Die Bau-ARGE in der Organisationsform einer GbR hat gegenüber HGB-Gesellschaften den Vorteil, geringere Voraussetzungen für ihre Gründung erfüllen zu müssen. So entfällt z. B. die Eintragung ins Handelsregister oder gar der Abschluss eines notariellen Gesellschaftsvertrags. Ist der Zweck jedoch ein kaufmännisches Handelsgewerbe, beispielsweise die Herstellung und der Absatz von Transportbeton aus der ARGE-Mischanlage an Dritte, kann eine Handelsgesellschaft entstehen und die ARGE auch als solche bewertet werden.
Beteiligte im Sinne von Gesellschaftern einer ARGE können sein: die unter diesen Begriffen näher erläutert werden.
  • juristische Personen (z. B. GmbH, Aktiengesellschaft), Personenvereinigungen (z. B. Kommanditgesellschaft)
  • natürliche Personen als Einzelunternehmen
  • ARGEn sowie BGB-Gesellschaften
In dem ARGE-Vertrag sind die Firmen der Gesellschafter unter Angabe ihrer Anschrift aufzunehmen, und zwar im rechtlichen Sinne der Zustelladresse.

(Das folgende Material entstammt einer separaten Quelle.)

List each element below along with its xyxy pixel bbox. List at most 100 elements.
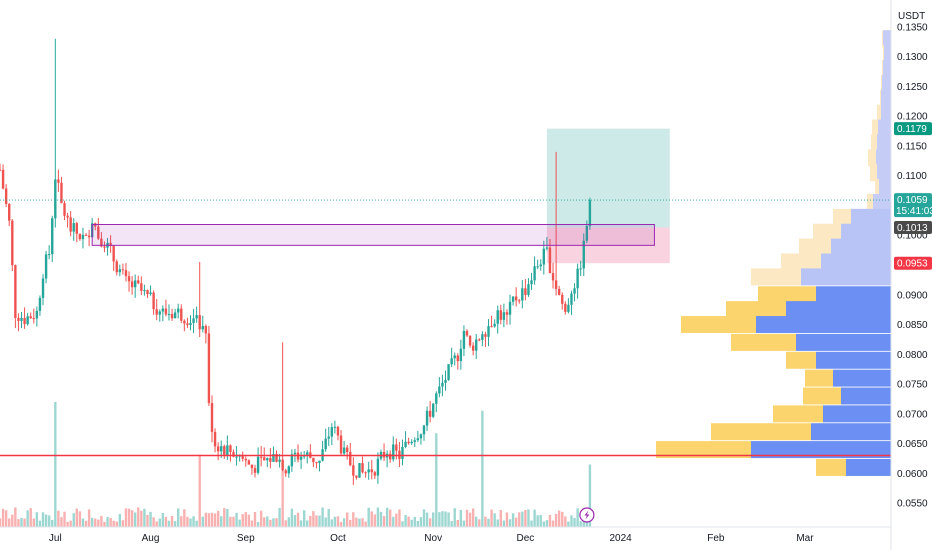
volume-bar [398,509,401,527]
candle-body [478,339,481,341]
candle-body [97,226,100,239]
candle-body [173,312,177,319]
vp-up-bar [867,193,873,211]
volume-bar [392,516,395,527]
candle-body [447,364,450,380]
candle-body [318,460,321,464]
candle-body [54,179,57,219]
volume-bar [373,514,377,527]
volume-bar [32,518,35,527]
volume-bar [198,454,201,527]
candle-body [401,446,404,459]
position-target-zone[interactable] [546,128,670,228]
candle-body [312,457,315,463]
volume-bar [349,519,352,527]
volume-bar [284,520,287,527]
vp-down-bar [846,458,891,476]
volume-bar [155,521,158,527]
volume-bar [121,520,125,527]
vp-up-bar [773,405,823,423]
candle-body [66,215,69,218]
zone-rectangle[interactable] [91,223,655,246]
candle-body [167,314,171,316]
volume-bar [306,520,309,527]
candle-body [585,226,589,241]
volume-bar [186,516,189,527]
volume-bar [554,513,558,527]
volume-profile [656,30,891,476]
y-tick-label: 0.1000 [897,231,928,242]
candle-body [441,382,444,387]
vp-down-bar [873,193,891,211]
candle-body [561,294,564,304]
x-tick-label: Oct [330,533,346,544]
candle-body [235,456,238,458]
vp-down-bar [833,369,891,387]
candle-body [244,458,247,461]
candle-body [177,308,180,313]
volume-bar [266,516,269,527]
candle-body [471,345,475,351]
candle-body [554,280,558,289]
candle-body [450,358,453,365]
vp-down-bar [796,333,891,351]
volume-bar [318,515,321,527]
volume-bar [567,521,570,527]
volume-bar [456,519,459,527]
candle-body [349,452,352,466]
volume-bar [195,520,198,527]
volume-bar [124,508,128,527]
vp-down-bar [877,164,891,182]
vp-down-bar [881,89,891,107]
volume-bar [146,514,149,527]
price-tag-label: 0.0953 [897,259,928,270]
drawings[interactable] [0,199,891,523]
volume-bar [370,511,373,527]
volume-bar [8,518,11,527]
volume-bar [137,507,140,527]
volume-bar [290,508,294,527]
volume-bar [530,520,533,527]
vp-up-bar [882,59,883,77]
candle-body [432,403,435,417]
candle-body [146,290,149,295]
candle-body [112,245,115,262]
vp-down-bar [878,119,891,137]
candle-body [462,330,466,349]
volume-bar [170,515,174,527]
candle-body [579,268,582,270]
vp-down-bar [884,45,891,63]
candle-body [204,326,208,334]
volume-bar [432,512,435,527]
vp-up-bar [726,301,786,319]
candle-body [41,278,45,298]
candle-body [35,310,39,319]
volume-bar [47,515,51,527]
volume-bar [407,516,410,527]
y-tick-label: 0.1300 [897,52,928,63]
volume-bar [511,513,515,527]
candle-body [299,456,303,460]
volume-bar [60,517,63,527]
candle-body [269,458,272,462]
candle-body [521,288,524,301]
candle-body [220,446,223,452]
volume-bar [545,520,549,527]
volume-bar [321,507,324,527]
y-tick-label: 0.0750 [897,380,928,391]
volume-bar [4,510,8,527]
volume-bar [158,518,161,527]
candle-body [376,458,380,476]
volume-bar [247,514,251,527]
volume-bar [514,517,518,527]
candle-body [137,280,140,284]
volume-bar [447,512,450,527]
candle-body [152,292,155,310]
volume-bar [296,512,300,527]
vp-down-bar [756,316,891,334]
candle-body [422,425,426,435]
volume-bar [502,520,506,527]
candle-body [468,335,472,346]
candle-body [161,308,165,312]
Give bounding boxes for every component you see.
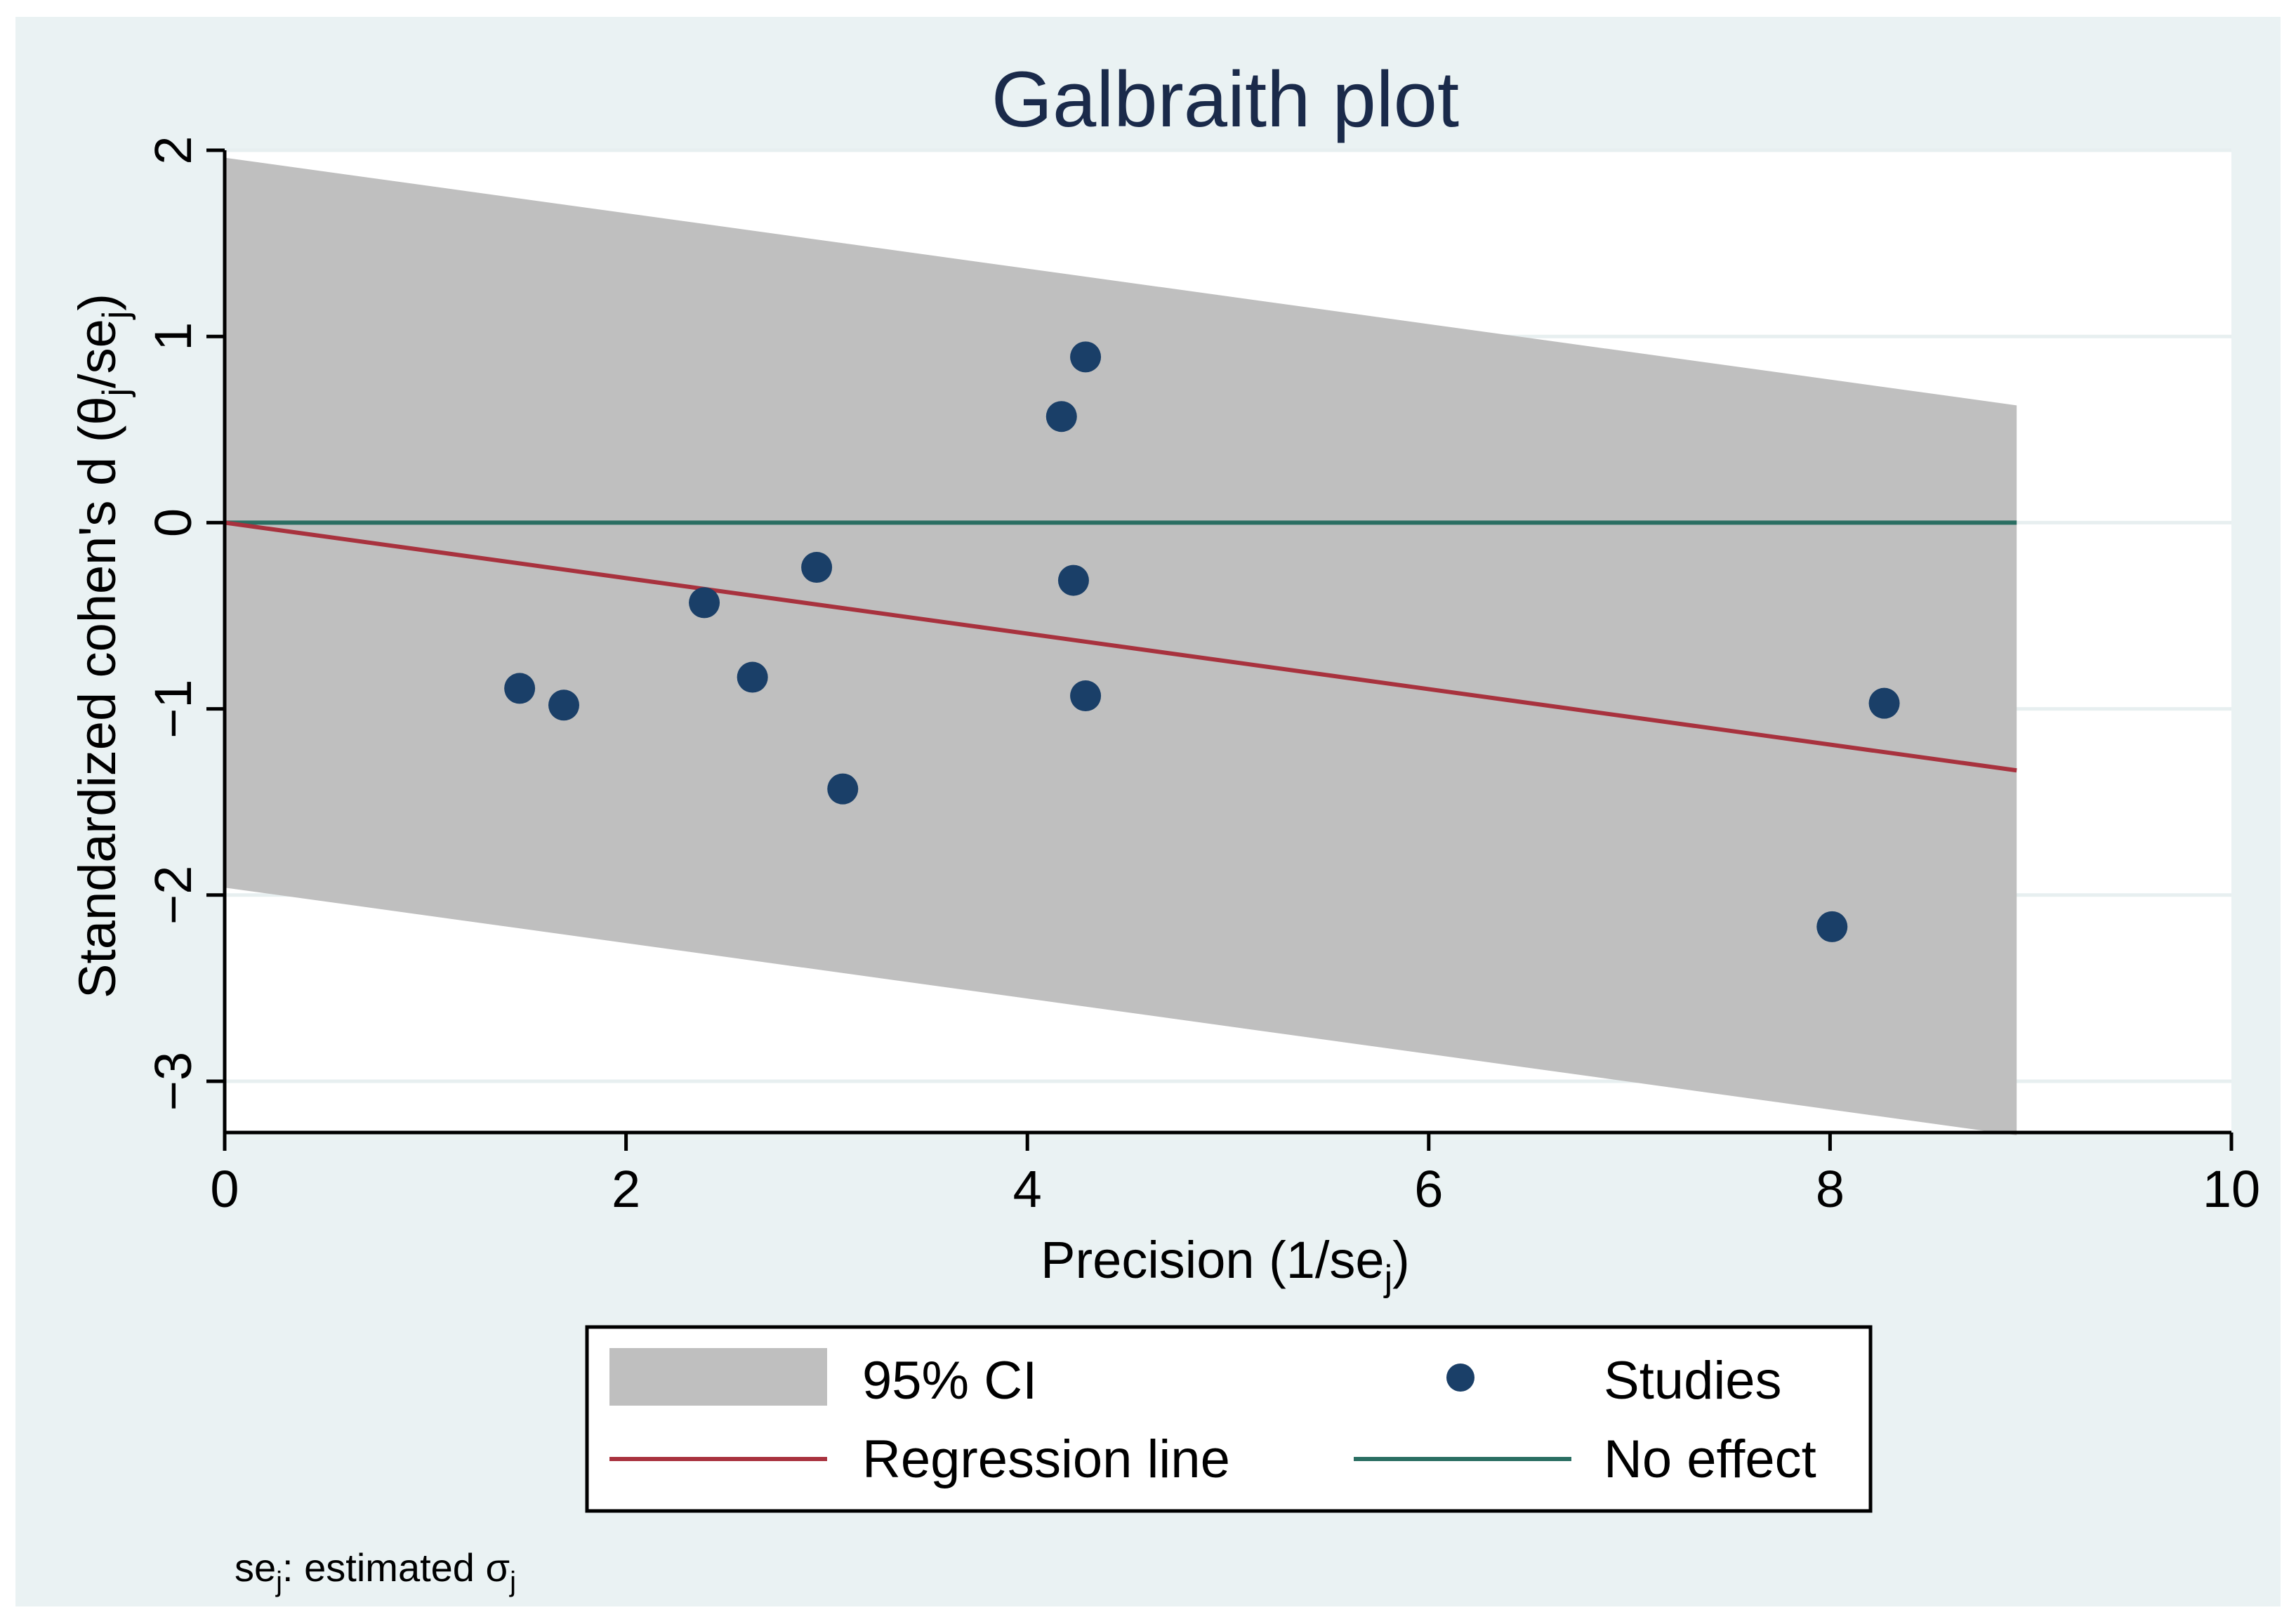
x-axis-title-sub: j: [1383, 1258, 1393, 1299]
y-tick-label-4: 1: [144, 322, 202, 351]
x-ticks: 0 2 4 6 8 10: [210, 1133, 2260, 1218]
chart-title: Galbraith plot: [991, 55, 1459, 143]
legend-studies-marker: [1446, 1364, 1474, 1392]
y-axis-title-p2: /se: [68, 319, 126, 388]
y-axis-title-p1: Standardized cohen's d (θ: [68, 397, 126, 998]
y-tick-label-1: −2: [144, 866, 202, 925]
x-axis-title-end: ): [1392, 1231, 1410, 1289]
study-point-8: [1070, 341, 1102, 373]
y-tick-label-2: −1: [144, 679, 202, 738]
legend-ci-swatch: [609, 1348, 827, 1406]
x-axis-title-main: Precision (1/se: [1041, 1231, 1384, 1289]
footnote: sej: estimated σj: [235, 1545, 516, 1597]
y-axis-title-s2: j: [95, 311, 136, 321]
study-point-2: [689, 587, 720, 619]
study-point-10: [1816, 911, 1848, 942]
x-tick-label-4: 8: [1816, 1160, 1845, 1218]
study-point-0: [504, 673, 536, 704]
study-point-4: [801, 552, 833, 583]
study-point-9: [1070, 680, 1102, 712]
study-points: [504, 341, 1900, 942]
study-point-7: [1057, 565, 1089, 596]
legend-studies-label: Studies: [1604, 1351, 1782, 1411]
y-ticks: −3 −2 −1 0 1 2: [144, 136, 225, 1111]
x-tick-label-1: 2: [612, 1160, 640, 1218]
legend-no-effect-label: No effect: [1604, 1430, 1816, 1489]
study-point-11: [1868, 687, 1900, 719]
study-point-1: [548, 689, 580, 721]
y-axis-title-s1: j: [95, 388, 136, 398]
footnote-s1: j: [275, 1566, 282, 1597]
y-tick-label-3: 0: [144, 508, 202, 537]
footnote-s2: j: [509, 1566, 516, 1597]
y-tick-label-5: 2: [144, 136, 202, 164]
footnote-p2: : estimated σ: [282, 1545, 510, 1590]
x-tick-label-3: 6: [1414, 1160, 1443, 1218]
x-tick-label-2: 4: [1013, 1160, 1042, 1218]
x-tick-label-0: 0: [210, 1160, 239, 1218]
study-point-6: [1045, 401, 1077, 433]
study-point-5: [827, 773, 859, 805]
footnote-p1: se: [235, 1545, 276, 1590]
regression-line: [224, 520, 2017, 773]
legend: 95% CI Studies Regression line No effect: [585, 1325, 1873, 1513]
study-point-3: [737, 661, 768, 693]
x-tick-label-5: 10: [2203, 1160, 2260, 1218]
y-tick-label-0: −3: [144, 1052, 202, 1111]
x-axis-title: Precision (1/sej): [1041, 1231, 1410, 1299]
y-axis-title-p3: ): [68, 293, 126, 311]
legend-regression-label: Regression line: [862, 1430, 1230, 1489]
legend-ci-label: 95% CI: [862, 1351, 1037, 1411]
y-axis-title: Standardized cohen's d (θj/sej): [68, 293, 136, 998]
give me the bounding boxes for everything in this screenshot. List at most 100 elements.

Welche Formen der ARGE gibt es?

Die Kooperation der beteiligten Bauunternehmen als Gesellschafter in den ARGEn kann nach unterschiedlichen ARGE-Formen gestaltet werden. Vorrangig erfolgt die Durchführung von Bauaufträgen in einer:
  1. Normal-ARGE, auch als „echte“ ARGE oder „Beistellungs-ARGE“ bezeichnet, im Sinne einer Gesellschaft, bei der die beteiligten Bauunternehmen die vertraglichen Verpflichtungen unter einer gemeinsamen Bauleitung ausführen, wofür von den Gesellschaftern Beistellungen u. a. für Personen, Stoffe, Baumaschinen und Geräte geleistet werden.
  2. Dach-ARGE, auch als "Los"-ARGE oder "Kopf"-ARGE bezeichnet, bei der die beteiligten Bauunternehmen Bauarbeiten als Lose übernehmen und diese selbstständig und eigenverantwortlich ausführen, wofür eine gemeinsame Bauleitung nicht erforderlich ist.
Weiterhin sind als Organisationsformen anwendbar:
  • die Beihilfegemeinschaft (BEGE oder BEIGE) als "Innen"-ARGE, wobei im Außenverhältnis nur der Gesamtunternehmer, der seinerseits einen oder mehrere Subunternehmer verpflichtet, als Vertragspartner zum Auftraggeber als Bauherrn auftritt.
  • ARGE auf horizontaler Ebene, die gewöhnlich Bauunternehmen gleicher Leistungs- bzw. Fachsparten, z. B. des Ingenieurbaus, des Hochbaus u. a. vereinigt und als Normal-ARGE oder auch als Dach-ARGE organisiert wird.
  • ARGE in vertikaler Richtung, die meistens Unternehmen verschiedener Fachrichtungen, z. B. Unternehmen der Baustoffindustrie, Bauunternehmen, Stahlbaubetriebe, Holzverarbeitungsbetriebe u. a. umfasst, wobei hierbei die Arbeitsteilung oft nur im Innenverhältnis vorsehen ist, möglich wäre die Organisation auch in Form einer Dach-ARGE, gelegentlich wird auch ein Konsortialvertrag abgeschlossen, in der Regel bei Gemeinschaften mit Firmen außerhalb des Baugewerbes.
  • ARGE als fortgesetzte ARGE, abweichend vom Regelfall nach Erfüllung eines bestimmten Bauauftrages auch für einen weiteren Bauauftrag.
  • ARGE als Dauer-ARGE als Ausnahme, die auch unabhängig von einem Vergabeverfahren oder einem bestimmten Bauauftrag ständig (oder längere Zeit) bestehen kann, wobei dann ein Dauerverhältnis vorliegt, ein Gesellschaftsvertrag auf unbestimmte Zeit eingegangen und in der Regel auf eine unbestimmte Zahl von Bauaufträgen ausgerichtet wird. Meistens würde hierzu ein Handelsgewerbe vorliegen, das wiederum einen kaufmännischen Geschäftsbetrieb begründet. Dauer-ARGEn sind für Bauleistungen untypisch und dürften Ausnahmen sein.
Im Anlagenbau ist oft die Form eines Konsortiums anzutreffen, sowohl im Inlands- als auch im Auslandsgeschäft. Dabei handelt es sich auch um eine BGB-Gesellschaft. Jeder der Beteiligten übernimmt einen Teil der Leistungen, den er selbstständig und voll eigenverantwortlich ausführt. Das Konsortium hat folglich kein Gesellschaftsvermögen.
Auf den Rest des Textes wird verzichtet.